If you’re coming to Rutgers for a campus visit, you may just meet Shital Shah. She’s a Scarlet Ambassador, showing the Rutgers ropes to prospective students and their parents. One question she often hears: “So, Shital, what’s the most important thing to know about Rutgers?”
“You make Rutgers what it is,” she declares, through the plans you make and the paths you take.
And Shital’s Rutgers? It’s a place to:
- double-major in religion and cell biology and neuroscience.
“Kids always want to know, ‘What’s the best major at Rutgers?’ That’s up to you! Rutgers has more than 100 majors, so come with an open mind and explore everything that interests you. I want to be a doctor, but I’m also interested in spirituality and Eastern philosophy. At Rutgers, I can do both.”
- land a scholarship—or two.
“I’m very grateful for my scholarships, including a Scarlet Scholarship and an Edward J. Bloustein Distinguished Scholars award. Knowing that I’m on the right path to medical school with the support of Rutgers is a tremendous boost.”
- challenge assumptions as an honors student.
“My favorite part of the honors program is the small, interdisciplinary seminars that tie together two related fields, like the seminar ‘Neuroscience and Stem Cell Research.’ And some seminars—like ‘Ancient Greece and Hindu Philosophy’—even tie together two fields that you wouldn’t think go together, but they do!”
- conduct genetic research on an undergraduate fellowship.
“I’m working with Professor Kim McKim in his reproductive biology lab at Rutgers’ Waksman Institute of Microbiology. Currently my work focuses on screening for new genes that could lead to a better understanding of female fertility and diseases such as Down syndrome and cancer.
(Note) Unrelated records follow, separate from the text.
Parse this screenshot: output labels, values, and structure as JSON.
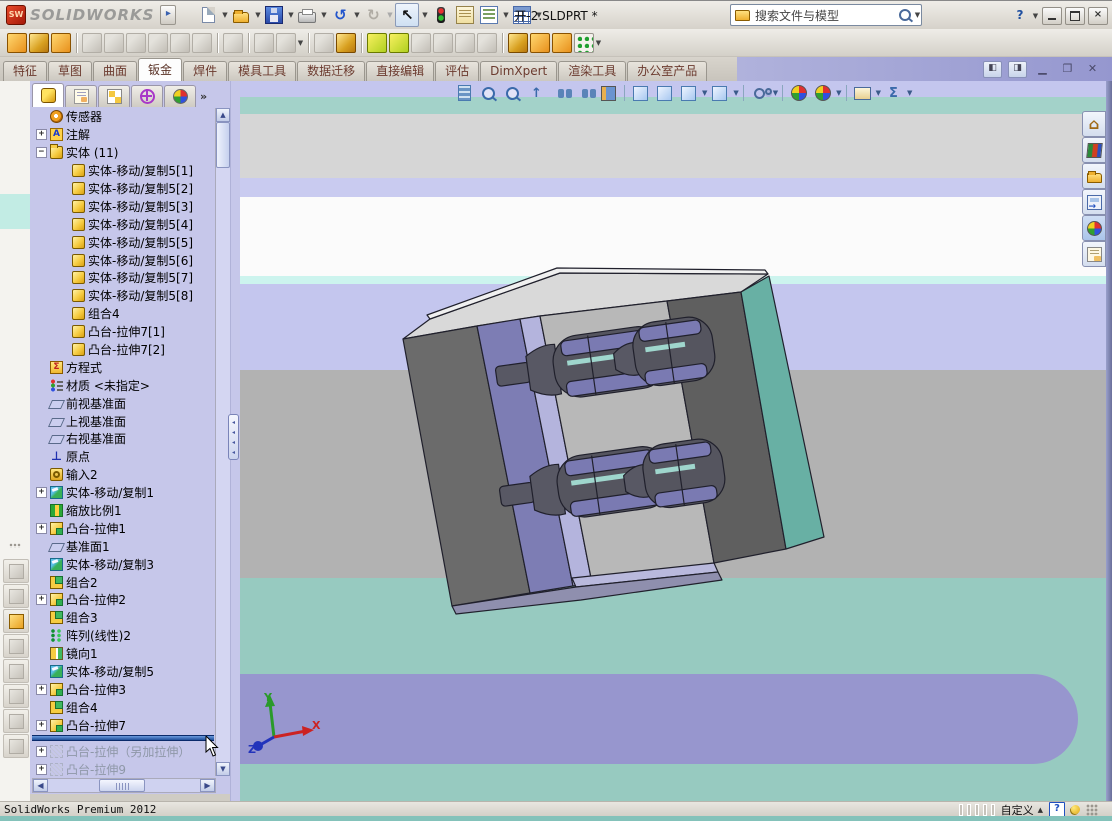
{
  "titlebar": {
    "brand": "SOLIDWORKS",
    "title": "开-2.SLDPRT *",
    "search_text": "搜索文件与模型",
    "help_glyph": "?"
  },
  "toolbar_main": {
    "icons": [
      {
        "name": "new-file-icon",
        "cls": "ic-new",
        "dd": true
      },
      {
        "name": "open-icon",
        "cls": "ic-open",
        "dd": true
      },
      {
        "name": "save-icon",
        "cls": "ic-save",
        "dd": true
      },
      {
        "name": "print-icon",
        "cls": "ic-print",
        "dd": true
      },
      {
        "name": "undo-icon",
        "glyph": "↺",
        "color": "#2255cc",
        "dd": true
      },
      {
        "name": "redo-icon",
        "glyph": "↻",
        "color": "#b0aca4",
        "dd": true,
        "disabled": true
      },
      {
        "name": "select-icon",
        "glyph": "↖",
        "color": "#111",
        "boxed": true,
        "dd": true
      },
      {
        "name": "traffic-light-icon",
        "cls": "ic-traffic"
      },
      {
        "name": "properties-icon",
        "cls": "ic-props"
      },
      {
        "name": "options-icon",
        "cls": "ic-opts",
        "dd": true
      },
      {
        "name": "table-icon",
        "cls": "ic-table",
        "dd": true
      }
    ]
  },
  "toolbar_sheetmetal": {
    "icons": [
      {
        "name": "base-flange-icon",
        "v": "c0"
      },
      {
        "name": "convert-to-sheet-metal-icon",
        "v": "c1"
      },
      {
        "name": "lofted-bend-icon",
        "v": "c0"
      },
      {
        "sep": true
      },
      {
        "name": "edge-flange-icon",
        "v": "g"
      },
      {
        "name": "miter-flange-icon",
        "v": "g"
      },
      {
        "name": "hem-icon",
        "v": "g"
      },
      {
        "name": "jog-icon",
        "v": "g"
      },
      {
        "name": "sketched-bend-icon",
        "v": "g"
      },
      {
        "name": "cross-break-icon",
        "v": "g"
      },
      {
        "sep": true
      },
      {
        "name": "extruded-cut-icon",
        "v": "g"
      },
      {
        "sep": true
      },
      {
        "name": "simple-hole-icon",
        "v": "g"
      },
      {
        "name": "corner-icon",
        "v": "g",
        "dd": true
      },
      {
        "sep": true
      },
      {
        "name": "unfold-icon",
        "v": "g"
      },
      {
        "name": "forming-tool-icon",
        "v": "c1"
      },
      {
        "sep": true
      },
      {
        "name": "extruded-boss-icon",
        "v": "c2"
      },
      {
        "name": "extruded-base-icon",
        "v": "c2"
      },
      {
        "name": "flat-pattern-icon",
        "v": "g"
      },
      {
        "name": "fold-icon",
        "v": "g"
      },
      {
        "name": "vent-icon",
        "v": "g"
      },
      {
        "name": "no-solve-icon",
        "v": "g"
      },
      {
        "sep": true
      },
      {
        "name": "insert-bends-icon",
        "v": "c1"
      },
      {
        "name": "rip-icon",
        "v": "c0"
      },
      {
        "name": "welded-corner-icon",
        "v": "c0"
      },
      {
        "name": "linear-pattern-icon",
        "v": "c3",
        "dd": true
      }
    ]
  },
  "ribbon_tabs": {
    "active": "钣金",
    "items": [
      "特征",
      "草图",
      "曲面",
      "钣金",
      "焊件",
      "模具工具",
      "数据迁移",
      "直接编辑",
      "评估",
      "DimXpert",
      "渲染工具",
      "办公室产品"
    ]
  },
  "featuremanager": {
    "tabs": [
      "featuremanager-tree-tab",
      "propertymanager-tab",
      "configurationmanager-tab",
      "dimxpertmanager-tab",
      "displaymanager-tab"
    ],
    "more_label": "»"
  },
  "feature_tree": {
    "items": [
      {
        "label": "传感器",
        "icon": "sensor",
        "indent": 1
      },
      {
        "label": "注解",
        "icon": "annotations",
        "indent": 1,
        "exp": "+"
      },
      {
        "label": "实体 (11)",
        "icon": "folder",
        "indent": 1,
        "exp": "-"
      },
      {
        "label": "实体-移动/复制5[1]",
        "icon": "body",
        "indent": 2
      },
      {
        "label": "实体-移动/复制5[2]",
        "icon": "body",
        "indent": 2
      },
      {
        "label": "实体-移动/复制5[3]",
        "icon": "body",
        "indent": 2
      },
      {
        "label": "实体-移动/复制5[4]",
        "icon": "body",
        "indent": 2
      },
      {
        "label": "实体-移动/复制5[5]",
        "icon": "body",
        "indent": 2
      },
      {
        "label": "实体-移动/复制5[6]",
        "icon": "body",
        "indent": 2
      },
      {
        "label": "实体-移动/复制5[7]",
        "icon": "body",
        "indent": 2
      },
      {
        "label": "实体-移动/复制5[8]",
        "icon": "body",
        "indent": 2
      },
      {
        "label": "组合4",
        "icon": "body",
        "indent": 2
      },
      {
        "label": "凸台-拉伸7[1]",
        "icon": "body",
        "indent": 2
      },
      {
        "label": "凸台-拉伸7[2]",
        "icon": "body",
        "indent": 2
      },
      {
        "label": "方程式",
        "icon": "equations",
        "indent": 1
      },
      {
        "label": "材质 <未指定>",
        "icon": "material",
        "indent": 1
      },
      {
        "label": "前视基准面",
        "icon": "plane",
        "indent": 1
      },
      {
        "label": "上视基准面",
        "icon": "plane",
        "indent": 1
      },
      {
        "label": "右视基准面",
        "icon": "plane",
        "indent": 1
      },
      {
        "label": "原点",
        "icon": "origin",
        "indent": 1
      },
      {
        "label": "输入2",
        "icon": "imported",
        "indent": 1
      },
      {
        "label": "实体-移动/复制1",
        "icon": "movecopy",
        "indent": 1,
        "exp": "+"
      },
      {
        "label": "缩放比例1",
        "icon": "scale",
        "indent": 1
      },
      {
        "label": "凸台-拉伸1",
        "icon": "extrude",
        "indent": 1,
        "exp": "+"
      },
      {
        "label": "基准面1",
        "icon": "plane",
        "indent": 1
      },
      {
        "label": "实体-移动/复制3",
        "icon": "movecopy",
        "indent": 1
      },
      {
        "label": "组合2",
        "icon": "combine",
        "indent": 1
      },
      {
        "label": "凸台-拉伸2",
        "icon": "extrude",
        "indent": 1,
        "exp": "+"
      },
      {
        "label": "组合3",
        "icon": "combine",
        "indent": 1
      },
      {
        "label": "阵列(线性)2",
        "icon": "pattern",
        "indent": 1
      },
      {
        "label": "镜向1",
        "icon": "mirror",
        "indent": 1
      },
      {
        "label": "实体-移动/复制5",
        "icon": "movecopy",
        "indent": 1
      },
      {
        "label": "凸台-拉伸3",
        "icon": "extrude",
        "indent": 1,
        "exp": "+"
      },
      {
        "label": "组合4",
        "icon": "combine",
        "indent": 1
      },
      {
        "label": "凸台-拉伸7",
        "icon": "extrude",
        "indent": 1,
        "exp": "+",
        "rollback_after": true
      },
      {
        "label": "凸台-拉伸（另加拉伸）",
        "icon": "ghost",
        "indent": 1,
        "exp": "+",
        "grayed": true
      },
      {
        "label": "凸台-拉伸9",
        "icon": "ghost",
        "indent": 1,
        "exp": "+",
        "grayed": true
      }
    ]
  },
  "headsup": {
    "icons": [
      {
        "name": "whole-view-icon",
        "cls": "hu-bars"
      },
      {
        "name": "zoom-to-fit-icon",
        "cls": "hu-mag"
      },
      {
        "name": "zoom-to-area-icon",
        "cls": "hu-mag"
      },
      {
        "name": "previous-view-icon",
        "cls": "hu-arrow",
        "glyph": "↑"
      },
      {
        "name": "look-at-icon",
        "cls": "hu-bino"
      },
      {
        "name": "normal-to-icon",
        "cls": "hu-bino"
      },
      {
        "name": "section-view-icon",
        "cls": "hu-sect"
      },
      {
        "sep": true
      },
      {
        "name": "display-state-icon",
        "cls": "hu-cube"
      },
      {
        "name": "display-style-icon",
        "cls": "hu-cube"
      },
      {
        "name": "view-orientation-icon",
        "cls": "hu-cube",
        "dd": true
      },
      {
        "name": "show-display-style-icon",
        "cls": "hu-cube",
        "dd": true
      },
      {
        "sep": true
      },
      {
        "name": "hide-show-items-icon",
        "cls": "hu-glasses",
        "dd": true
      },
      {
        "sep": true
      },
      {
        "name": "apply-scene-icon",
        "cls": "hu-ball"
      },
      {
        "name": "edit-appearance-icon",
        "cls": "hu-ball",
        "dd": true
      },
      {
        "sep": true
      },
      {
        "name": "view-settings-icon",
        "cls": "hu-mon",
        "dd": true
      },
      {
        "name": "instant3d-icon",
        "cls": "hu-sigma",
        "glyph": "Σ",
        "dd": true
      }
    ]
  },
  "left_toolbar": {
    "icons": [
      {
        "name": "new-note-icon"
      },
      {
        "name": "edit-note-icon"
      },
      {
        "name": "open-note-folder-icon",
        "colored": true
      },
      {
        "name": "insert-chart-icon"
      },
      {
        "name": "spell-check-icon"
      },
      {
        "name": "lock-note-icon"
      },
      {
        "name": "picture-icon"
      },
      {
        "name": "annotation-tool-icon"
      }
    ]
  },
  "taskpane": {
    "buttons": [
      {
        "name": "solidworks-resources-button",
        "icon": "tpi-home",
        "glyph": "⌂"
      },
      {
        "name": "design-library-button",
        "icon": "tpi-books"
      },
      {
        "name": "file-explorer-button",
        "icon": "tpi-folder"
      },
      {
        "name": "view-palette-button",
        "icon": "tpi-palette"
      },
      {
        "name": "appearances-scenes-button",
        "icon": "tpi-ball",
        "pressed": true
      },
      {
        "name": "custom-properties-button",
        "icon": "tpi-sheet"
      }
    ]
  },
  "viewport": {
    "triad": {
      "x": "X",
      "y": "Y",
      "z": "Z"
    }
  },
  "statusbar": {
    "left": "SolidWorks Premium 2012",
    "custom_label": "自定义",
    "help_glyph": "?"
  },
  "window_buttons": {
    "minimize_name": "minimize-button",
    "restore_name": "restore-button",
    "close_name": "close-button"
  }
}
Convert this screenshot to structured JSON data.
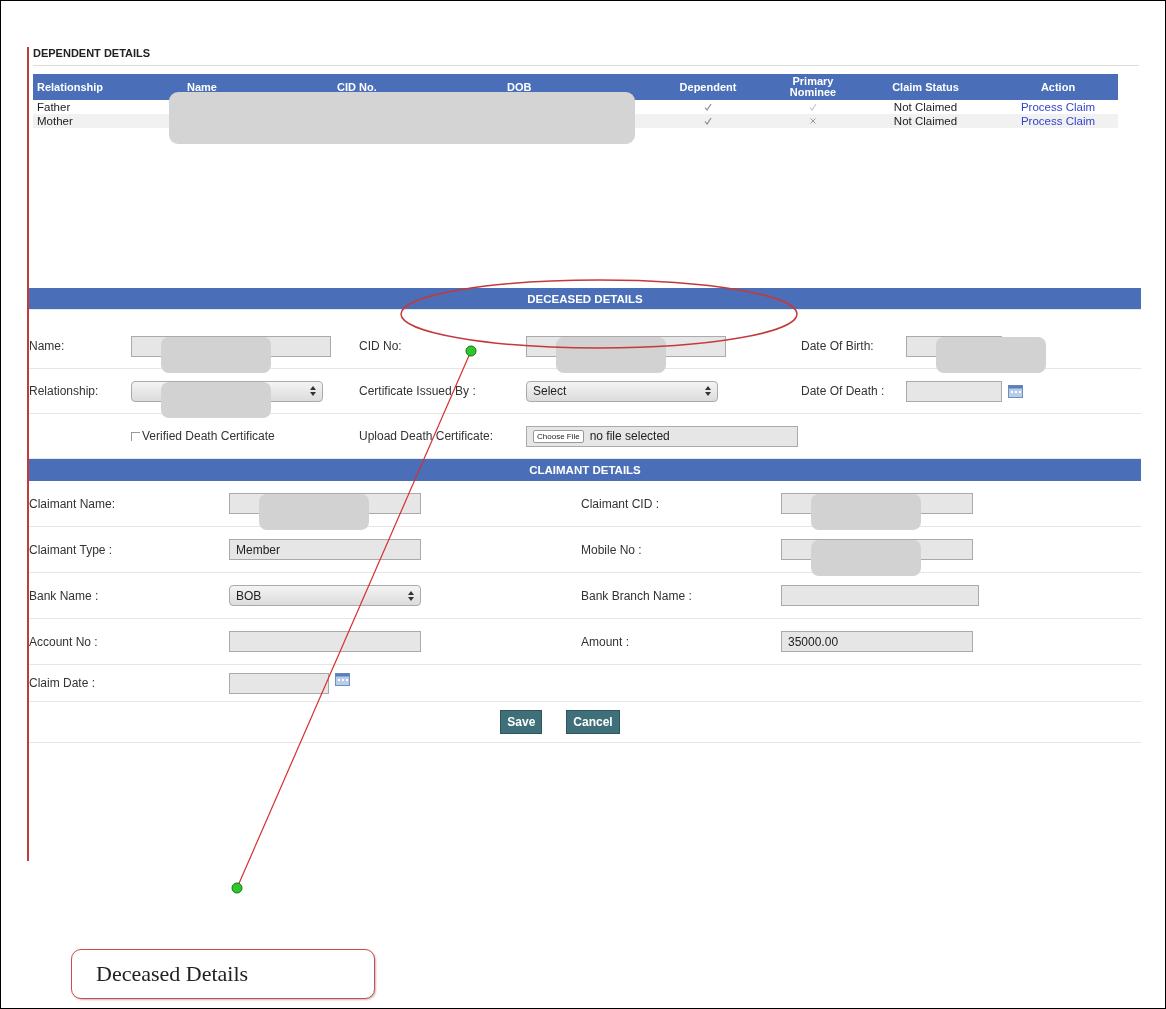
{
  "dependents": {
    "title": "DEPENDENT DETAILS",
    "columns": [
      "Relationship",
      "Name",
      "CID No.",
      "DOB",
      "Dependent",
      "Primary Nominee",
      "Claim Status",
      "Action"
    ],
    "rows": [
      {
        "relationship": "Father",
        "dependent": true,
        "primary_nominee": true,
        "status": "Not Claimed",
        "action": "Process Claim"
      },
      {
        "relationship": "Mother",
        "dependent": true,
        "primary_nominee": false,
        "status": "Not Claimed",
        "action": "Process Claim"
      }
    ],
    "redacted": true
  },
  "deceased": {
    "title": "DECEASED DETAILS",
    "rows": [
      [
        {
          "label": "Name:",
          "kind": "text",
          "redacted": true
        },
        {
          "label": "CID No:",
          "kind": "text",
          "redacted": true
        },
        {
          "label": "Date Of Birth:",
          "kind": "text",
          "redacted": true
        }
      ],
      [
        {
          "label": "Relationship:",
          "kind": "select",
          "redacted": true
        },
        {
          "label": "Certificate Issued By :",
          "kind": "select",
          "value": "Select"
        },
        {
          "label": "Date Of Death :",
          "kind": "date"
        }
      ],
      [
        {
          "label": "Verified Death Certificate",
          "kind": "checkbox",
          "checked": false
        },
        {
          "label": "Upload Death Certificate:",
          "kind": "file",
          "button": "Choose File",
          "value": "no file selected"
        }
      ]
    ]
  },
  "claimant": {
    "title": "CLAIMANT DETAILS",
    "rows": [
      [
        {
          "label": "Claimant Name:",
          "kind": "text",
          "redacted": true
        },
        {
          "label": "Claimant CID :",
          "kind": "text",
          "redacted": true
        }
      ],
      [
        {
          "label": "Claimant Type :",
          "kind": "text",
          "value": "Member"
        },
        {
          "label": "Mobile No :",
          "kind": "text",
          "redacted": true
        }
      ],
      [
        {
          "label": "Bank Name :",
          "kind": "select",
          "value": "BOB"
        },
        {
          "label": "Bank Branch Name :",
          "kind": "text"
        }
      ],
      [
        {
          "label": "Account No :",
          "kind": "text"
        },
        {
          "label": "Amount :",
          "kind": "text",
          "value": "35000.00"
        }
      ],
      [
        {
          "label": "Claim Date :",
          "kind": "date"
        }
      ]
    ],
    "buttons": [
      "Save",
      "Cancel"
    ]
  },
  "annotation": {
    "callout": "Deceased Details"
  }
}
I even got a fellowship from Rutgers’ Aresty Research Center for Undergraduates to support my research.”
- join a club—or start one.
“I am happy to be a part of Youth Empowerment Services, which helps young people become self-sufficient adults. I love it because it really helps me connect with the community. My friends and I are working to start a Rutgers chapter of Global Brigades, which promotes sustainable solutions in developing nations. This summer we traveled to Honduras and helped provide sustainable medical healthcare to more than 1500 patients in four days.”
- decide what really matters.
“At Rutgers—or anyplace else in the world—we are all running after our hopes and dreams. The change I want to make in the world is to help people understand not only the need for values but also the importance of living by them. And, for me, living my own values means that, no matter how busy I am at Rutgers, I take time every day to meditate and rethink who I am and who I want to become.”